Unfortunately it's not working.

Answer 1

You either have to return the menu collection in the parent view, sending in the pertinent model to the Partial, or make another HtmlForm, AjaxForm or ajax call from your partial.

@Html.Partial("Partials/AdminMenu",Model.AdminMenuItems)

OR

//SERVER
  public ActionResult AdminMenu()
  {
      var am = _amr.GetAdminMenu();
      return Json(am,JsonBehaviour.AllowGet);
  }



  //CLIENT
    @using (Ajax.BeginForm("AdminMenu","AdminController", null,  
        new AjaxOptions
        {
            OnSuccess = "renderSuccess",
            OnFailure = "renderFailure",
            OnBegin = "renderBegin"
        },
        new
        {
            id = "frmViewerAdminMenu",
            name = "frmViewerAdminMenu"
        })
    )
    {
    ...

        <script type="text/javascript">
            function renderSuccess(ajaxContext){
               /// ajaxContext is whatever comes back from GetAdminMenu()
            }
        </script>
     ...
    }

OR

--Server Render View

public ActionResult AdminMenuRenderView()
{
    return Partial("AdminMenuPartial",GetAdminMenuItems());
}

--Partial AdminMenuViewDynamicLoader

 @using (Ajax.BeginForm("AdminMenuRenderView","AdminController", null,  
    new AjaxOptions
    {
        OnSuccess = "renderSuccess",
        OnFailure = "renderFailure",
        OnBegin = "renderBegin"
    },
    new
    {
        id = "frmViewerAdminMenu",
        name = "frmViewerAdminMenu"
    })
)
{
...
    <div id="divAdminMenuContent"></div>

    <script type="text/javascript">
        function renderSuccess(ajaxContext){
            $('#divAdminMenuContent').html(ajaxContent);
        } 
    </script>
 ...
}

--Partial AdminMenuPartial

@model IEnumerable<DigitalHubOnlineStore.ViewModels.AdminMenuViewModel>

<div class="dropdown">
    <button class="btn btn-default dropdown-toggle" type="button" id="dropdownMenu1" data-toggle="dropdown" aria-haspopup="true" aria-expanded="true">
        Admin menu
        <span class="caret"></span>
    </button>
    <ul class="dropdown-menu" aria-labelledby="dropdownMenu1">
        @foreach (var item in Model)
        {
            <li><a href="@Html.DisplayFor(modelItem => item.MenuItemUrl)">@Html.DisplayFor(modelItem => item.MenuItemName)</a></li>
        }
    </ul>
</div>

Answer 2

You need to use

@{Html.RenderPartial("Admin");}

Html.Partial only returns the view as a string, it does not write it to the response, so just calling it does nothing, the returned string falls out of scope. The reason for it's existince is so you can render a partial view to a string and then insert the string in multiple places without having to render the partial view multiple times. For example if you want the same paging markup to be at the top and bottom of the page. Or maybe you want to duplicate a Tab Partial view to create multiple tabs, etc etc etc.

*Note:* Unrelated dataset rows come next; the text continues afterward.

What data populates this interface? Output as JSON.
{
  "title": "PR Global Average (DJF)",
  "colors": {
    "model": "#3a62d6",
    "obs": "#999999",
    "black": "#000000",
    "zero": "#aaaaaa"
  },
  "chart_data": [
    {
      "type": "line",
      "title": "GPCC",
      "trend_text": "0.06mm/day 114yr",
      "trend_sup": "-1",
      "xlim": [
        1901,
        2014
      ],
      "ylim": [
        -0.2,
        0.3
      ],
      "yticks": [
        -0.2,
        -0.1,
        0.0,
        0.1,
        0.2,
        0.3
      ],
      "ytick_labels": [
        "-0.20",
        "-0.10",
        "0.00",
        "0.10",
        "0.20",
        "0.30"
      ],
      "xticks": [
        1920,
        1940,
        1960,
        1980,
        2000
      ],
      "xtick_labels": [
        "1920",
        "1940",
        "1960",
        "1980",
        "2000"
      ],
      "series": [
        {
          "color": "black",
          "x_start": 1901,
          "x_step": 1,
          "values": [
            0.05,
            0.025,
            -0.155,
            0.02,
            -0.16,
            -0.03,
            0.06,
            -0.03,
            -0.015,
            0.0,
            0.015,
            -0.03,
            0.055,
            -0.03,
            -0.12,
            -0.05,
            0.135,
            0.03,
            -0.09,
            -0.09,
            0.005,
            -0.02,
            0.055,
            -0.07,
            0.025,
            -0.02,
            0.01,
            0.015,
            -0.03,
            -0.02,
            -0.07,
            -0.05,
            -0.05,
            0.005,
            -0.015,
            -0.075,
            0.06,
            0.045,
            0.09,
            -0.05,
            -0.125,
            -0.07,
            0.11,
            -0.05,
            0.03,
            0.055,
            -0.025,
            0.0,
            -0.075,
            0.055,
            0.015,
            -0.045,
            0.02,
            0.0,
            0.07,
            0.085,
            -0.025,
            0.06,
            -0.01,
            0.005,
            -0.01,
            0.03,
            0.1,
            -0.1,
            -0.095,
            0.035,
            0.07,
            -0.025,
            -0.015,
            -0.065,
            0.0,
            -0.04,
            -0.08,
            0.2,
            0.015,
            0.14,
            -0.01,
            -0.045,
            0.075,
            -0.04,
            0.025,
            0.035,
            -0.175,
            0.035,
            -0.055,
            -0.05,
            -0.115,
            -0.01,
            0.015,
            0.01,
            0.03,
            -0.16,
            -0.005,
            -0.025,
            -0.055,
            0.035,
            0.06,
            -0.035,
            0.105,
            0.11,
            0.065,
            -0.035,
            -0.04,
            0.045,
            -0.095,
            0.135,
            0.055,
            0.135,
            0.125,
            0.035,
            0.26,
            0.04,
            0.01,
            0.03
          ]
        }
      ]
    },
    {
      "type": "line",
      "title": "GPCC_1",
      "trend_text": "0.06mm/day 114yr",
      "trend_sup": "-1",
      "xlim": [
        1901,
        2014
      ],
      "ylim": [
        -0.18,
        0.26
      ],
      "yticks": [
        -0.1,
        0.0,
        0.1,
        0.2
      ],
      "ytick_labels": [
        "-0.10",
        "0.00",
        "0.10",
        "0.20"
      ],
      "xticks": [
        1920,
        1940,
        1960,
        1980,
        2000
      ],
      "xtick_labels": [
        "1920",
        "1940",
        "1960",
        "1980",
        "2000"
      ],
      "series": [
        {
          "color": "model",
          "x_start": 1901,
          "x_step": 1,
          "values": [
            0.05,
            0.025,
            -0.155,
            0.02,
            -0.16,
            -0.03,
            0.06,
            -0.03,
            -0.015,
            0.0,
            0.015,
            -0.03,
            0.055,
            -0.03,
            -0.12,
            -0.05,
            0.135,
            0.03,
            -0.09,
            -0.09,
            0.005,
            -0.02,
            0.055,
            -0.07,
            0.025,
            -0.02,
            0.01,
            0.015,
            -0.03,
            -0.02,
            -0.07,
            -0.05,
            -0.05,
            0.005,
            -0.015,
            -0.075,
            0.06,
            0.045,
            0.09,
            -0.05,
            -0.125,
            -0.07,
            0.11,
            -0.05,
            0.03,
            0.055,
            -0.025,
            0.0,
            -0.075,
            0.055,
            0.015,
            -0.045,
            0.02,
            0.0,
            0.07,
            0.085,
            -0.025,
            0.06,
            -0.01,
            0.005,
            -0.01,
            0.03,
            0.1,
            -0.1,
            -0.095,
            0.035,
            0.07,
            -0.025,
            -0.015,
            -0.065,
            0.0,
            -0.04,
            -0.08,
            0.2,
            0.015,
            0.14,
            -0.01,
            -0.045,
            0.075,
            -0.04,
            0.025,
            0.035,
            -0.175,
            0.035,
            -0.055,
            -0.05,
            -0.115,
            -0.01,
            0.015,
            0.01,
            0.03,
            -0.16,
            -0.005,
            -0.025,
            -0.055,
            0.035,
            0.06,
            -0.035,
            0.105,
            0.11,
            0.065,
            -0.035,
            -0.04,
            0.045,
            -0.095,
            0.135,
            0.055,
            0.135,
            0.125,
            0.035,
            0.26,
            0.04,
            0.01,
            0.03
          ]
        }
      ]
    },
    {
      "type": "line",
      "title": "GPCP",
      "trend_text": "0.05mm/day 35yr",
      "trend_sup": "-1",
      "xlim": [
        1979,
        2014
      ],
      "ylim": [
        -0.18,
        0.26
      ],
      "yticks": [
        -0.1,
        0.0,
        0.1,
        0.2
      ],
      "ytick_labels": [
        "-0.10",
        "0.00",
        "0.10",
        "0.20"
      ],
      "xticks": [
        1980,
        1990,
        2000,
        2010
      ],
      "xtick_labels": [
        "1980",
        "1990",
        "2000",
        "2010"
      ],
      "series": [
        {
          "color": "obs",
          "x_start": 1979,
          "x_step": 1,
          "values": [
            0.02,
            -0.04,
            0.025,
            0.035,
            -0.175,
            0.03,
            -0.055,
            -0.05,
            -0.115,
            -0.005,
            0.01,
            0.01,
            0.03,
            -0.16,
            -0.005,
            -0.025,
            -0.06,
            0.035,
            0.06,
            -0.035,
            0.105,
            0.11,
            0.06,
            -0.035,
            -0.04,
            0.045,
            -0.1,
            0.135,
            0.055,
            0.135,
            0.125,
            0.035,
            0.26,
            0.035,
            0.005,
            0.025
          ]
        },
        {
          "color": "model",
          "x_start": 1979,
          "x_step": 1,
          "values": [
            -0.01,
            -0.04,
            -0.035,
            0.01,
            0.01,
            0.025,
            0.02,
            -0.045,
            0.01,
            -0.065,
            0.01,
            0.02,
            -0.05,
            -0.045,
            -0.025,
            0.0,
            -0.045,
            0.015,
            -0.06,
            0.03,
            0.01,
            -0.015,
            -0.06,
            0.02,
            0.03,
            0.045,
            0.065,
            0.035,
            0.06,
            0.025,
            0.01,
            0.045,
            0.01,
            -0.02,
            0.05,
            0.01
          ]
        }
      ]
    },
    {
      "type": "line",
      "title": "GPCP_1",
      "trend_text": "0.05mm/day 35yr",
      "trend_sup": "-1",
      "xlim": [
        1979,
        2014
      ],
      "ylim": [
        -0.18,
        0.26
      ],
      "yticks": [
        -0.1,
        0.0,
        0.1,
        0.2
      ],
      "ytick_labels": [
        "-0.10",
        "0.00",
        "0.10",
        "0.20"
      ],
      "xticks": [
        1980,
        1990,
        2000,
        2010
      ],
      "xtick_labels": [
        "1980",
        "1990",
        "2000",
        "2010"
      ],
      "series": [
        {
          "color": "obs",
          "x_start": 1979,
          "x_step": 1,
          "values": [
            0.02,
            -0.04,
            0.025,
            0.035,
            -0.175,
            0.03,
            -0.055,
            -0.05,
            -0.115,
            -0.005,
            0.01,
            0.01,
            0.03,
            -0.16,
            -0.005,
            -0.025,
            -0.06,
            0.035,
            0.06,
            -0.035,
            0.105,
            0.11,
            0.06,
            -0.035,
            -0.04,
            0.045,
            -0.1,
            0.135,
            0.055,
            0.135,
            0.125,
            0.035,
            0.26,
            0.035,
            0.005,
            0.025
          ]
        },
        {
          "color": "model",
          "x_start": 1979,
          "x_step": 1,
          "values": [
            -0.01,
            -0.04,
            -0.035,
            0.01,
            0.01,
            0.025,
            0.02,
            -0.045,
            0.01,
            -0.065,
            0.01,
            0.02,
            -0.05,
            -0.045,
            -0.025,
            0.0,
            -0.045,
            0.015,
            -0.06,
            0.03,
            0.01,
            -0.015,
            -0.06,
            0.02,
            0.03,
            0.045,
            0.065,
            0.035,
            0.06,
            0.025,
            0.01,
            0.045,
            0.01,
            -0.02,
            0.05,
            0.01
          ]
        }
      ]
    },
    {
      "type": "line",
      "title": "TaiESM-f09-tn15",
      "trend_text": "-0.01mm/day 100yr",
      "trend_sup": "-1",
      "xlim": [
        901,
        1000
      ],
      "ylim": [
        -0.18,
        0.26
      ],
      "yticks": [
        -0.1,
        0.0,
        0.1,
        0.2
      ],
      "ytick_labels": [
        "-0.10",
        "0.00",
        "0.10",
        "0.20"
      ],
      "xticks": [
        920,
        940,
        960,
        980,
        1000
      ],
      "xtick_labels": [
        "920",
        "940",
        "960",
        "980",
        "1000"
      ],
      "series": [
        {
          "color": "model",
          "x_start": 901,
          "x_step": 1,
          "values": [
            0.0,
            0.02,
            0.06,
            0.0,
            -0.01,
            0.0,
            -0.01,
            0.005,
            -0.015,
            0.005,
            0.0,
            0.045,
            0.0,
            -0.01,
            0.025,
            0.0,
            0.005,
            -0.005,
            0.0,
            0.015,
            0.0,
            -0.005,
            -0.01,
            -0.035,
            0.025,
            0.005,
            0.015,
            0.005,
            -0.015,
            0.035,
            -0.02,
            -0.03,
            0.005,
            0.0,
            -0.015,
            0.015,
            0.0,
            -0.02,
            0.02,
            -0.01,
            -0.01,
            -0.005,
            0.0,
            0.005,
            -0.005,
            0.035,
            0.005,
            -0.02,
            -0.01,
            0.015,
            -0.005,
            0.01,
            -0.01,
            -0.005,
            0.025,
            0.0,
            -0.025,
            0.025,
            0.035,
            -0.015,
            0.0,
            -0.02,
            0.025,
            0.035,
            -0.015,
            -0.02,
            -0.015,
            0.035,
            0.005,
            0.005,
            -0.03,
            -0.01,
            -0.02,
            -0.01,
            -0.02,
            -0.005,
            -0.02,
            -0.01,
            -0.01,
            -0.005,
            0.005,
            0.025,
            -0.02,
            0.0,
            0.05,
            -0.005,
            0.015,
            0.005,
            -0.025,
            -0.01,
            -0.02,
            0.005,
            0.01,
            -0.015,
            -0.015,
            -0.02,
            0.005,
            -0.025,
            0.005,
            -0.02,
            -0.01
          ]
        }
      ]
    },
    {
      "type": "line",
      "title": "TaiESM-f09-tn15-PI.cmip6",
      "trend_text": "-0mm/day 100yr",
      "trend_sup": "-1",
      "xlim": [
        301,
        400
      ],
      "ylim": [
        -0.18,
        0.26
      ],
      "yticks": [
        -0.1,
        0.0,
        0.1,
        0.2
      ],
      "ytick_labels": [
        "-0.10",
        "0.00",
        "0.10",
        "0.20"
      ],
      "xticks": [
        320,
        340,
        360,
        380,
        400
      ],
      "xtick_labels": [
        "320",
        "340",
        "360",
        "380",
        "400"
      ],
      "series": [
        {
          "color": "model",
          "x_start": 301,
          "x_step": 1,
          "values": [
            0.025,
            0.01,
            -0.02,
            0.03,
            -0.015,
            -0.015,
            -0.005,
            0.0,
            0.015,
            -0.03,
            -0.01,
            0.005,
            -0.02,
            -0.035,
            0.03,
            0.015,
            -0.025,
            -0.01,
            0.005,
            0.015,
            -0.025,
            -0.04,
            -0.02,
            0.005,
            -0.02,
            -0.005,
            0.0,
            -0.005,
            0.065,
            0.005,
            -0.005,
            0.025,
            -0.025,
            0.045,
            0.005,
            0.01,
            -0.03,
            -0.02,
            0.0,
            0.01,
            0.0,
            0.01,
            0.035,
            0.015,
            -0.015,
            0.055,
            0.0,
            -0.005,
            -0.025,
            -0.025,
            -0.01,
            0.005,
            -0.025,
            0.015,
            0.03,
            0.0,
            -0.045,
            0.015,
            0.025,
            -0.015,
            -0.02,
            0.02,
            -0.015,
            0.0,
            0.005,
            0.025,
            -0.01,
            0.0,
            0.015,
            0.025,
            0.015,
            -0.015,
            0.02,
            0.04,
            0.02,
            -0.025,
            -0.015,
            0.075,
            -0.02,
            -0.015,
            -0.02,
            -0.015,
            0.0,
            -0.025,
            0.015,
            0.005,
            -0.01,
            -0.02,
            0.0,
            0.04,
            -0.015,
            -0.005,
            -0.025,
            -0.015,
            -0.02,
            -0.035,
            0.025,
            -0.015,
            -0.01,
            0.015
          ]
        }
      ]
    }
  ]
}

To get your current code to work, try this

Model ......
@{
   Layout=.....
   var adminMenu = Html.Partial("Admin");
}
@if (User.IsInRole("Admin"))
{
   Html.Raw(adminMenu);
}

Html.RenderPartial does the same thing but internally calls Write to write it to the response.

Now if your Partial Is Accepting a model then you need to give it a controller method,

[ChildActionOnly]
public ActionResult AdminMenu(AdminMenuViewModel model)
{
    return Partial(model);
}

Then update your calling code to,

 @{Html.RenderAction("AdminMenu", "ControllerHere", new { model = TheAdminViewModelHere });}

Personally I pefer using ChildOnlyAction's for my partial views because I can move all the processing logic into the controller for the partial view, which performs better. It also allows a partial view to know things about it's parent context as it gives you access to the controller to add information to the model to pass to the partial view.